On altıncı sayıdan merhaba!
Düğün ve seyahat dönemi başladığı için epey zorlandım ama işte yine karşınızdayım.
Sevgiler, huzurlu haftalar,
Huzursuz Beyin
Emre ÖZARSLAN
NORMAL İNSANLAR: Normal İnsanlar: Yaşadığınız önemli bir kayıp
Beraber Kitap Yazalım projesi sürecinin bu altıncı bölümünde epey gururlu hissettim kendimi. Yazarlardan San, "Kaç kişinin yaşadığı somut ve özel bir kayıptan bahsedebilecek cesareti göstereceğini merak ediyorum. Ben maalesef onlardan biri olmayacağım." diye başlamış yazısına. Oysa birçok yazar, yazıya dökmesi hiç de kolay olmayan kayıplarından açıklıkla ve dürüstlükle bahsettiler. Toprağa gömdükleri babalarından bahsettiler; çok sevdikleri halde ölümünü tuhaf bir kayıtsızlıkla karşıladıkları anneannelerinden; kanser yüzünden kaybettikleri memelerinin izini bir savaş yarası gibi taşımaktan bahsettiler, giden kuzenlerinin ardında kalan çocuklarından bahsettiler, kaybedilen “kızlıklarından” sonra oluşan kadınlıklarından bahsettiler, Kaybettikleri benliklerinden, hırslarından, yaşam sevinçlerinden bahsettiler, maddi dünyanın ötesinde, sonsuz ölümden yani manevi yok oluşlardan bahsettiler. Benim için okuması, yorumlaması ve düzenlemesi zor, hüzünlü, ama bir o kadar da coşkulu bir süreç oldu. Üstelik ne yalan söyleyeyim, birçoğuna dokunmak, değiştirmek içimden gelmedi. Aferin çocuklar, böyle devam.
FIRINDAN YENİ ÇIKMIŞ PSİKOLOJİ MAKALELERİ
1. Toksik iş yerlerinde depresyon riski %300 fazla. Araştırma, çalışanların yoğun şekilde çalıştıkları halde hak ettikleri gibi ödüllendirilmeyen, mantık dışı taleplerde bulunan, onlara bağımsızlık vermeyen iş yerlerinde depresyon riskinin üç kat fazla olduğunu bulguluyor.
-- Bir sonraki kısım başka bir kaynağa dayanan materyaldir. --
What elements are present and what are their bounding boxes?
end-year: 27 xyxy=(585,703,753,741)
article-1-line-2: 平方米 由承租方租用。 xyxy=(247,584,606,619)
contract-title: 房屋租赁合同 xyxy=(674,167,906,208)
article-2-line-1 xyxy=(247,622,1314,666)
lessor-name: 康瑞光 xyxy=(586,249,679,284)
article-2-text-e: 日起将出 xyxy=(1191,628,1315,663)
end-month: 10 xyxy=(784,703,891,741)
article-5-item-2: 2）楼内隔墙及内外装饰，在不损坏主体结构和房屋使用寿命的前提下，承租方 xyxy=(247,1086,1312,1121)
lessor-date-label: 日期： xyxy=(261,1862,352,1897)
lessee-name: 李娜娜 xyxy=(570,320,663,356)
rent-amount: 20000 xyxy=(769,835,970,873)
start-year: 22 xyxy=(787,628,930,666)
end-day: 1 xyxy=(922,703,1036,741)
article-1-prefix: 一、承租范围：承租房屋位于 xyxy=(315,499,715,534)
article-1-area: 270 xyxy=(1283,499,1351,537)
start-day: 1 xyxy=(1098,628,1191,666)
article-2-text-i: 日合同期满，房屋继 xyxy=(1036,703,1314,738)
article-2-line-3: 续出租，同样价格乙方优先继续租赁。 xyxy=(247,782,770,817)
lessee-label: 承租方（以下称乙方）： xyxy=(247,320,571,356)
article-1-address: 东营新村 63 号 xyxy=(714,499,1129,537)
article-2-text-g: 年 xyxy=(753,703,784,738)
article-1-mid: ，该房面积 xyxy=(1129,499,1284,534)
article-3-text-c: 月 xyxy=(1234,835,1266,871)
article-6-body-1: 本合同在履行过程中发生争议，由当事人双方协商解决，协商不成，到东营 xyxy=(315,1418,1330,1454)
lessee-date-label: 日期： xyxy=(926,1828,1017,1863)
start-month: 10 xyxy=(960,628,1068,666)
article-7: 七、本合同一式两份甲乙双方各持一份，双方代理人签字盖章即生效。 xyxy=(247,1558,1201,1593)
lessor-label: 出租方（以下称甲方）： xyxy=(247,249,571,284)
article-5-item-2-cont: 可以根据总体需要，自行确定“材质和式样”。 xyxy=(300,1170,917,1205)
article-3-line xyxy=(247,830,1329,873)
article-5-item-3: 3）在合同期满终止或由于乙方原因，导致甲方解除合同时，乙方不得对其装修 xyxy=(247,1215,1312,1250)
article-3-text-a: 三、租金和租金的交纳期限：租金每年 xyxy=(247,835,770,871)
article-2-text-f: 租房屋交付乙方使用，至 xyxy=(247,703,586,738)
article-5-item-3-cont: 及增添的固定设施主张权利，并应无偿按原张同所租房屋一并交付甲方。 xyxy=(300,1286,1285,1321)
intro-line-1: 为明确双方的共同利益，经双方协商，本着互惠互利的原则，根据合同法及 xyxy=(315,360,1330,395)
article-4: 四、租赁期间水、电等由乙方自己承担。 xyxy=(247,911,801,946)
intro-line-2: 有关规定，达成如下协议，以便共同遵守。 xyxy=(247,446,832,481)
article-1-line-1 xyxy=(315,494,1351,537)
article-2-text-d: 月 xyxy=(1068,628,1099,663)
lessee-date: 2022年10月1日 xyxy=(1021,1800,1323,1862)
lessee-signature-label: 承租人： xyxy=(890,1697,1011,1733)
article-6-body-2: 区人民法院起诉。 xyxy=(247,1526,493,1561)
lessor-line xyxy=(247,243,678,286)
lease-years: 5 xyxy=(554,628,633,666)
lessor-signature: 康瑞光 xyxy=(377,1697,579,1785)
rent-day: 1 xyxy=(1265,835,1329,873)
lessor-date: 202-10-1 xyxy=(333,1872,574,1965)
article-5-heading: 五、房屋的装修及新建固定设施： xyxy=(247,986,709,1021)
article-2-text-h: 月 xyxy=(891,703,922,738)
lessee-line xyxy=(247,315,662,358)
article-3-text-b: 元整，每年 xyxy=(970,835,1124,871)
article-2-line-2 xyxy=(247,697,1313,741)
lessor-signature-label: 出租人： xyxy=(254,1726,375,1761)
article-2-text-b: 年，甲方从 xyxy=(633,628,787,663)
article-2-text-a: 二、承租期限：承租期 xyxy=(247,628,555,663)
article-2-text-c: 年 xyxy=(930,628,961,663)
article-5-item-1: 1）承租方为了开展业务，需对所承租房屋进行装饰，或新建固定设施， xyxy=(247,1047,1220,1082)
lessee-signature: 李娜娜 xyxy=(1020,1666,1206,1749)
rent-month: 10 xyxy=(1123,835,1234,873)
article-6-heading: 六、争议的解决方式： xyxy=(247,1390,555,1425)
Araştırmacılara göre bir iş biriminde zorbalığın sadece kurbanı değil, aynı zamanda faili ve bu davranışa tanık olan ekip üyelerini de olumsuz etkileyebileceğini söylüyor; sonuç olarak aynı birimde herkesin tükenmişlik yaşaması nadir sayılmıyor. Makalenin bulunduğu dergi: BMJ Open, Haziran, 2021
2. Sertleşme sorunu arttı. Pandeminin ilk aylarında satışı azalsa da, sonraki dönemlerde erektil disfonksiyon ilaçlarının satışının arttığı görülüyor. Özellikle, spontan cinsel aktiviteye yardımcı olmak için günlük olarak alınmak üzere tasarlanmış Tadafil’in satışları neredeyse iki katına çıktı. Makalenin bulunduğu dergi: Journal of General Internal Medicine, Haziran 2021
3. Üst üste uykusuzluk fiziksel ve zihinsel sorunlar yaratıyor.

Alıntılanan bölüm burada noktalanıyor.